To refuse to provide another avenue of education and training, another avenue to learning and to earn is a stance hard for me to understand.
Of all the ludicrous spending I have witnessed in my few years in the North, this proposal actually seems like a valid way to spend some of those federal dollars.
Hopefully, a school built here now would avoid the mistakes of past public buildings; the flat-roof thing is baffling, for instance, in a place that can rely on heavy snowfall. It may be OK but for the confusion that seems to result about who is responsible for the removal of those tons and tons of snow from flat rooftops, a conflict that, last winter, led to the closing of the curling rink and one entire wing of the elementary school. The school is still closed; some of the tutors are conducting their work in closets!
The town of Watson Lake would benefit economically from having a vocational school as students would come from all over the territory to attend. They would need housing, groceries, clothing, gas, dogs and entertainment.
Who knows, some may decide to stay and make this their home. They would start businesses, hire people and buy homes.
Depending on what was on offer, it would not be unreasonable to hope to attract students from other parts of Canada. An influx of newcomers would lead to new ideas, new visions for the town.
As to what could be on offer, when I was a newcomer I thought a flight school would be a good business to have here; the airport is already in existence, with hangars available, and the lake would be perfect for teaching students to fly planes with floats and skis. There are mountains near enough for them to also get some air time flying in a more challenging landscape.
A friend of ours, a pilot, visited us last summer and when I told him my idea he thought it was indeed both practical and possible. In a long, beer-fueled evening, he and Pete and I planned the whole thing, right down to the colours of the classroom walls. Should the new mayor and council of Watson Lake want to know more, I could provide the diagrams, drawings, and figures we came up with that night.
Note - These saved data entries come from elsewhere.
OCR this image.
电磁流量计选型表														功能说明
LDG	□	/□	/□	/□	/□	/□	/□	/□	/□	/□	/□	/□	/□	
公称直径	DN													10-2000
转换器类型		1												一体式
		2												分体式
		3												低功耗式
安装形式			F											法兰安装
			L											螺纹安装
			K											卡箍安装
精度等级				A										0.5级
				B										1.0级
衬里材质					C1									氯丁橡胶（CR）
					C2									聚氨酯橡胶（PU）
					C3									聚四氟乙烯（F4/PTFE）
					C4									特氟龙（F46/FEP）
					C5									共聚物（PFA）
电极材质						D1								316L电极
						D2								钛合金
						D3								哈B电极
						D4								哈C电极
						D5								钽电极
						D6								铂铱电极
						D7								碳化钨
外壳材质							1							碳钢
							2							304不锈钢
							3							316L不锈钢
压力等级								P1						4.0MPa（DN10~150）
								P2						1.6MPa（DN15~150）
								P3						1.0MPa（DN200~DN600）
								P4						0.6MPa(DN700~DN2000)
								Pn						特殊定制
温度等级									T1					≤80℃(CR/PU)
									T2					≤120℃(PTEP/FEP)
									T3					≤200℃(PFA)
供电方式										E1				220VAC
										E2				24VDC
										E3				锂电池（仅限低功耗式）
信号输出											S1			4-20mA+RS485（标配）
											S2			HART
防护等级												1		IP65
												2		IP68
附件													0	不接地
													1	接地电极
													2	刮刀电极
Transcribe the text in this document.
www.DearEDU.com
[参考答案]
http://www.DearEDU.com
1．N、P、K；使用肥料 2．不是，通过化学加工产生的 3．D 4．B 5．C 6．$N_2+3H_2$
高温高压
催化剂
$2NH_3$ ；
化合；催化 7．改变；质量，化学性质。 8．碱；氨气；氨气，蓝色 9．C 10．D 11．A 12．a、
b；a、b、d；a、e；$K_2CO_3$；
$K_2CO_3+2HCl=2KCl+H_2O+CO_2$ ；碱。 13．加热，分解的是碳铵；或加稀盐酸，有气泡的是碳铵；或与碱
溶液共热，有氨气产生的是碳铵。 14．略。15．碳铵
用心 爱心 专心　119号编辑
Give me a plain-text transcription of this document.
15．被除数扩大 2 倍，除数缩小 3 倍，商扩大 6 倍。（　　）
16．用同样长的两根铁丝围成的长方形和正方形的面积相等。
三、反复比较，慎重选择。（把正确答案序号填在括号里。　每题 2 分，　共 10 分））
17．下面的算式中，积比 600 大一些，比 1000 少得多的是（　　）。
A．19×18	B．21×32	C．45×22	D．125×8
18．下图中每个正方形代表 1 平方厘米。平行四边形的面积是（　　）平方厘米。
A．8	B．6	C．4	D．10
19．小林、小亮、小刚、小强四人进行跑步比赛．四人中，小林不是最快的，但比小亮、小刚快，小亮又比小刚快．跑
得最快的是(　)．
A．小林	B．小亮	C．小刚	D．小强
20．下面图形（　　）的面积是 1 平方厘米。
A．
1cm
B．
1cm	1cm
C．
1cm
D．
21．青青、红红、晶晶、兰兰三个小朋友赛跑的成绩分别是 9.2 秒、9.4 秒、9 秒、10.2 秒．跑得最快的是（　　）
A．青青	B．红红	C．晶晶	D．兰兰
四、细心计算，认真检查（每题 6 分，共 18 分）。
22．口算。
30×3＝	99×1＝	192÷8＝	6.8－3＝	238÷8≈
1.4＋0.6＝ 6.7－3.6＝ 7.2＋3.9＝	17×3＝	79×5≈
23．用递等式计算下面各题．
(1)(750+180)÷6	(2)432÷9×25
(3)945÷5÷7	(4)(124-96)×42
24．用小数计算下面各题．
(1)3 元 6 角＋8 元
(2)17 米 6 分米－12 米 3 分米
They would need to be cleaned up a little; cocktail napkins don’t provide the ideal surface for ink.
On another, possibly unrelated, subject, December 13 is the date for a meteorite shower that should make for a good showing as the moon is new.
Winter nights in the North are marvellous, so entirely magical that no excuse is needed to go out and stand in them; a meteor shower is simply a bonus, and the Geminid meteoroid stream is said to be the strongest and most reliable of meteor showers.
It is unusual, too, in that it is reputed to be a meteoroid stream whose parent body is not a comet like other meteor showers, but a minor planet named 3200 Phaethon.
Also, it is unique in that it has fewer, but larger particles.
The ‘larger particles’ piece of information slowed my enthusiasm. Out of the 4 billion meteors that fall to Earth on any given day, most are miniscule in size. If the Geminid offers larger particles, couldn’t that sting a little, should one happen to fall on one before falling to Earth?
It was 1954 that one meteorite injury was scientifically verified.
Annie Hodges of Sylacauga, Alabama, was struck by an eight-pound meteorite that “crashed through her roof and bounced off a radio and into her hip while she was napping.”
It was the first extraterrestrial object to have injured a human being.
Well! Not only was Hodges not standing outdoors, wonderstruck, but she was having a siesta: nobody, anywhere doing anything is safe. If it is your time to be hit by a meteorite, you will be hit.
Apparently, the victim was badly bruised, but able to walk.
Seeking more information, specifically on human beings being hit by meteors as they stand, wonderstruck, watching a shower, I find that the chances of being hit by a meteorite are less likely than winning the lottery. The rate of impact to humans is calculated at 0.0055 per year, or, one event every 180 years.
I am going to take a chance.
My chances of being injured while watching the Geminid meteorite shower are about as likely as Watson Lake getting a vocational school.